The river was frigid, fed by the glaciers further south, and his arms became painfully numb as soon as they were plunged beneath the surface. He scrubbed quickly with senseless fingers to remove the caked and drying blood. A figure dropped to sit beside him, but he steadfastly ignored it, concentrating on the last traces that remained under his nails and across his elbows. He only looked up when he reached for his sword, then moved to dip the blade into the swift water.

"What do you want?" His voice was high, not yet changed with age, but had adopted the occasional break. The demon next to him was one of the resident killers. He was a young adult, fit and handsome, with long hair streaked in charcoal gray and ashen brown, and pale eyes that seemed silver. A pair of smooth horns grew from his hairline, above his eyes, over the curve of his skull.

"Hello to you too, kid."

"Can't you see I'm busy?"

"Can't you see I'm bored?" That cut the conversation for a few tense minutes, while Hiei wiped the blood from his blade and scrubbed at the hilt.

"Why do you stay here if you hate us this much?" It was out of the blue, but the demon had some way of making it seem perfectly logical. Hiei idly noted that it was charm. He didn't like it.

"Because I want to be strong. So I can kill all the koorimes. Then I'll come back and kill everyone here."

"Ah, yes, that. Well, I just ask that, when you get to me, make sure it's sharp and fast."

"You wouldn't stop me?" He sounded like a confused child. His attitude still needed work.

"I don't much care about dying. I'm too apathetic."

"You're what?" The other demon snickered and Hiei suddenly felt ignorant.

"It means I don't care enough. I've done plenty of crap in my time. I can't say I won't deserve it. Besides, you have a cause and more people should have one. I won't mind being killed by someone like that."

"Ch'. If you're that way, why don't you just kill yourself? Why should I do it for you?"

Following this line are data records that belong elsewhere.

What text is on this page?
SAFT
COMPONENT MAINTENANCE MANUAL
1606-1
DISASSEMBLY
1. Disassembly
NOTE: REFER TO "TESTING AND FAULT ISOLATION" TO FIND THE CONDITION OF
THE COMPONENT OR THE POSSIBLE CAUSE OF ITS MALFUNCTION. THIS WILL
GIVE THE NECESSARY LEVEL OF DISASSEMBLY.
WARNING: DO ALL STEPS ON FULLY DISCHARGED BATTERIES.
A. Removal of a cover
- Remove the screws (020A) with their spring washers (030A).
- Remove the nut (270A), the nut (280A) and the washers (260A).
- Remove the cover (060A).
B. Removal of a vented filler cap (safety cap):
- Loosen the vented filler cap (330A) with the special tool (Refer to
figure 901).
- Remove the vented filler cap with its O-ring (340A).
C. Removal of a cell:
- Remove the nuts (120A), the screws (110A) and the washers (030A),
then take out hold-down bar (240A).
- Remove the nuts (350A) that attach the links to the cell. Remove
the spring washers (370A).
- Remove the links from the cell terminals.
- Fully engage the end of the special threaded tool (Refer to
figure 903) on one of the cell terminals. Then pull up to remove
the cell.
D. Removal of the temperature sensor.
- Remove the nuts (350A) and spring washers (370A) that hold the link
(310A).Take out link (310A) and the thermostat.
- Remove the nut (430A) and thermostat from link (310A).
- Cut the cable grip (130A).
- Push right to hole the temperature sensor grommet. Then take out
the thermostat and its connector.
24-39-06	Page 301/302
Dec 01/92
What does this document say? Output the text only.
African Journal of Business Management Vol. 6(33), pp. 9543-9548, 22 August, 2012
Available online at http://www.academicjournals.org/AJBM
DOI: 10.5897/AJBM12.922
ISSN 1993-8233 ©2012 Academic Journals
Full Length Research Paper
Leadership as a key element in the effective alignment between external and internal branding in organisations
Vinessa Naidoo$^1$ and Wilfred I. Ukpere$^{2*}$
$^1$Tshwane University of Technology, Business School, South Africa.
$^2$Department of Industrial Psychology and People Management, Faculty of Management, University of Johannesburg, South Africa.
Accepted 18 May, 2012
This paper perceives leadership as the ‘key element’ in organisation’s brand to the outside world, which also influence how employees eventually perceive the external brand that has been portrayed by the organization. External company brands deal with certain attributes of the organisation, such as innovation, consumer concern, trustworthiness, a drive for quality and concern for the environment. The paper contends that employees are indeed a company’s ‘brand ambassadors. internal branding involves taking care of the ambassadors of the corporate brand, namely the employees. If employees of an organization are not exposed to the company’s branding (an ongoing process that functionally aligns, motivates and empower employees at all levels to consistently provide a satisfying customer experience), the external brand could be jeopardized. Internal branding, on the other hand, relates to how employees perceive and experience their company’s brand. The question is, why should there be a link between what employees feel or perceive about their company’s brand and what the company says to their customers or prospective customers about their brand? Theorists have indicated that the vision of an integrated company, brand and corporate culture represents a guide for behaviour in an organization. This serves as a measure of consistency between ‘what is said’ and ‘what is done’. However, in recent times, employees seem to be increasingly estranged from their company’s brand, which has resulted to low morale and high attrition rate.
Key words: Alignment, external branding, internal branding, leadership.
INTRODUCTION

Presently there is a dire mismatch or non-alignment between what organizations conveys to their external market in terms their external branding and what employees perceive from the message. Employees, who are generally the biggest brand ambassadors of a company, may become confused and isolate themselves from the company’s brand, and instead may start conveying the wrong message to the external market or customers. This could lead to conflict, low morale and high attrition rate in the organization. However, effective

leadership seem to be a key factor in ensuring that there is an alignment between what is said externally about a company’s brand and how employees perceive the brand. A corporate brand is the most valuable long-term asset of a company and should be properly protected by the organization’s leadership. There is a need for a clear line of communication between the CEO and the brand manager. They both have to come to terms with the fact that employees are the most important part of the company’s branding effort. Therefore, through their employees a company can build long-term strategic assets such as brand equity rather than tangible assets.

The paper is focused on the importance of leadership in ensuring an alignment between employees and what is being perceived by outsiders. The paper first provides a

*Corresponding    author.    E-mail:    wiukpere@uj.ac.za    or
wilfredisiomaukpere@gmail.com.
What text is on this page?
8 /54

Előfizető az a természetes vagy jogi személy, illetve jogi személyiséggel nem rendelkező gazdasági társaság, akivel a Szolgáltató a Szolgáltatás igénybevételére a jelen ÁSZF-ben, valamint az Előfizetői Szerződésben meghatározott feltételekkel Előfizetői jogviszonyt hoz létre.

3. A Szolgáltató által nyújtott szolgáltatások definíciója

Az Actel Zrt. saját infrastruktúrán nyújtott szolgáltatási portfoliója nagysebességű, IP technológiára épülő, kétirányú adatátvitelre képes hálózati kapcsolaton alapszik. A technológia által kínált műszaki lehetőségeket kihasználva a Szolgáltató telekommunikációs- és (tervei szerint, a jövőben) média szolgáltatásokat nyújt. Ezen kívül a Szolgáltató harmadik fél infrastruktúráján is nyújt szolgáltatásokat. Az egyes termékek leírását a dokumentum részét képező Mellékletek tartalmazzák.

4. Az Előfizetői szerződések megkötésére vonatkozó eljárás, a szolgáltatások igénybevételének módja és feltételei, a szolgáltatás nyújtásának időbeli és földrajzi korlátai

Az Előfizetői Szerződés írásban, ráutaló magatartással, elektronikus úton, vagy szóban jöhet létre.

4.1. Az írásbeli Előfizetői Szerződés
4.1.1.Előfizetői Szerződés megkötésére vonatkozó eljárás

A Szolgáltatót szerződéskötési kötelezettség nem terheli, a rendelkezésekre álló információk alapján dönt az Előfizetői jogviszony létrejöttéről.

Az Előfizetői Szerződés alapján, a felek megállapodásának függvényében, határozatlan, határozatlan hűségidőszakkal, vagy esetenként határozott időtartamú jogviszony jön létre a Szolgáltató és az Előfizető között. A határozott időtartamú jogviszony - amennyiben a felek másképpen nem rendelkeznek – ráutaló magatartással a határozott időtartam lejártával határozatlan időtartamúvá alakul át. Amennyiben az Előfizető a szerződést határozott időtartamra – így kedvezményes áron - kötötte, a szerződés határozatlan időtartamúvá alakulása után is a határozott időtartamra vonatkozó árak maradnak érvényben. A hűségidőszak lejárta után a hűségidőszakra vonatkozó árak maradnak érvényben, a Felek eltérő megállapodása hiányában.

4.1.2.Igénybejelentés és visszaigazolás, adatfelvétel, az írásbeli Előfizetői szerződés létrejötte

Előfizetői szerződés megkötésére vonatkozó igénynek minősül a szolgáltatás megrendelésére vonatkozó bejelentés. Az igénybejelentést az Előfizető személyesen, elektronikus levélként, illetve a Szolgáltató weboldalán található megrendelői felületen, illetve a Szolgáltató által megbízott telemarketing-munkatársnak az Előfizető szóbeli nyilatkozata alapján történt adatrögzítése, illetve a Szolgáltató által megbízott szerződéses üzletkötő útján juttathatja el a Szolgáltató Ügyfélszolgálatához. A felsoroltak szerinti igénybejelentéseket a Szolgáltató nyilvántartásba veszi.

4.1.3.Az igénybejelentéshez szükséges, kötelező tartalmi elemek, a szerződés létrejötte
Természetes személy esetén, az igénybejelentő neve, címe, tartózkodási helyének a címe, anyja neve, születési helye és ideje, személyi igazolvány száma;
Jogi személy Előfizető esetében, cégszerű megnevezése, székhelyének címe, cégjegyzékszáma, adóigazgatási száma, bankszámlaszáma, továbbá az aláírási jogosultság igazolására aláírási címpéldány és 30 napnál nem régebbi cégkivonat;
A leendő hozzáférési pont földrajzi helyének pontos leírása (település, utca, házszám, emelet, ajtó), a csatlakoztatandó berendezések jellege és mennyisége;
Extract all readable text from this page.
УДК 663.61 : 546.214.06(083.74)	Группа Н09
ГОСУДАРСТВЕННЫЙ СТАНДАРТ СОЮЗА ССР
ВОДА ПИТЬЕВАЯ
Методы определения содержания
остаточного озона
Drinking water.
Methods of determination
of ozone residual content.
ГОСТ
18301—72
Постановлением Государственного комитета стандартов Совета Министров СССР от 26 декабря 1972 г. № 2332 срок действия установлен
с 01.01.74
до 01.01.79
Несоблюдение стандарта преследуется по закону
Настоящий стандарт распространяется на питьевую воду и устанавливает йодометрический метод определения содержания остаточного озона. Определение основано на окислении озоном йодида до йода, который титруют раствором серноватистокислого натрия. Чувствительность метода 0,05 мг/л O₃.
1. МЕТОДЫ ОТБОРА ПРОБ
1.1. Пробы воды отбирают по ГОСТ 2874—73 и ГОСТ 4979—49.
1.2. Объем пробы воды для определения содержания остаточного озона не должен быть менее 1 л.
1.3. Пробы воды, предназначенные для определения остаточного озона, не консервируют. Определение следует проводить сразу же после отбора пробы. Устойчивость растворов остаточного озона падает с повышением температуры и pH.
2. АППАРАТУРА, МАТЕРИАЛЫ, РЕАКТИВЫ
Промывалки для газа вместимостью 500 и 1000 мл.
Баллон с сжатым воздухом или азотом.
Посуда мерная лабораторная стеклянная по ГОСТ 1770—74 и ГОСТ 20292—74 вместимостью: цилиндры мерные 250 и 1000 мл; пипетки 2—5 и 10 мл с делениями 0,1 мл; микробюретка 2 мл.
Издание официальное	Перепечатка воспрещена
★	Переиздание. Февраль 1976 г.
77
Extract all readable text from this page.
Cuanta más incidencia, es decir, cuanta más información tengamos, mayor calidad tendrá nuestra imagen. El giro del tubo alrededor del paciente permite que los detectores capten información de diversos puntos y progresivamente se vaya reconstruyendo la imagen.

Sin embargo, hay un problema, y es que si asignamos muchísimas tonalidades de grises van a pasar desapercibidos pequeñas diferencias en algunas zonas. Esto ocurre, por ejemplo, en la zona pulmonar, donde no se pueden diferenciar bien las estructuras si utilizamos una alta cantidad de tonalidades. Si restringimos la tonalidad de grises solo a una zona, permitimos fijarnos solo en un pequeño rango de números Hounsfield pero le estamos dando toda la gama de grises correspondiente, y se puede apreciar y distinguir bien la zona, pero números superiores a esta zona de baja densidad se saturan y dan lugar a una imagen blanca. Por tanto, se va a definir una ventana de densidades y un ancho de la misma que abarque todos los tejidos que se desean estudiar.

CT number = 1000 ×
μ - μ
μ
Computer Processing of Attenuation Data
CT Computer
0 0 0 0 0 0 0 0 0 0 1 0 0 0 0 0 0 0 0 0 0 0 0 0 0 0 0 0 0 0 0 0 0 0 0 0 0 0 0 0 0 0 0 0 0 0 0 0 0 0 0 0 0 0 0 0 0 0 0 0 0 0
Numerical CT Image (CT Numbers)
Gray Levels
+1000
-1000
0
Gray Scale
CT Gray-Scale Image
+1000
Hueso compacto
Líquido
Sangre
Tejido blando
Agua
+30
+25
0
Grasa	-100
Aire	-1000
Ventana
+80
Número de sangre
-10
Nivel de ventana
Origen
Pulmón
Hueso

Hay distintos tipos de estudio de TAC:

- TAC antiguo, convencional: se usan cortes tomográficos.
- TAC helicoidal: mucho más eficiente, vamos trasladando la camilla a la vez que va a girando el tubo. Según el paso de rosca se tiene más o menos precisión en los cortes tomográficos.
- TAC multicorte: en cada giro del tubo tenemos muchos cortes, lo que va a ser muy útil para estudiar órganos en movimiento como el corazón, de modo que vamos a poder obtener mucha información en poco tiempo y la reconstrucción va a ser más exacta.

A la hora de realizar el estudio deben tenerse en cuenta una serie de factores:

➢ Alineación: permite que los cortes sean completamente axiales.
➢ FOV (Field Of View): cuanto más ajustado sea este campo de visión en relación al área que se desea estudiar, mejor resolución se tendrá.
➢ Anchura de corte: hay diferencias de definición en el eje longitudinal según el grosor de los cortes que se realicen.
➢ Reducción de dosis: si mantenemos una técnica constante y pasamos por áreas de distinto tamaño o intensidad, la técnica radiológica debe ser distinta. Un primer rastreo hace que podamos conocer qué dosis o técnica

"You just said you would kill us all. Do you have something against doing things that people want?" Hiei was silent. "You're still a child. How can you be so- so much like the rest of us?"

"What do you mean?"

"You're old inside. How does that happen to a person?" Hiei considered this for a long time in silence. The other waited, motionless but for the slender fingers that plucked blades of grass next to him.

"Some things are more important. If you're young, you can't do things. Everyone controls you. I want to be free to do what matters to me, instead of what others think I should do. And I don't want to depend on anyone."

"Then, I hope that, someday, when you're done with those things, you find someone you depend on, who can take care of you and makes you do all the unimportant things." With that, the demon left, without a look back. Hiei felt like he had just been blessed and cursed at the same time.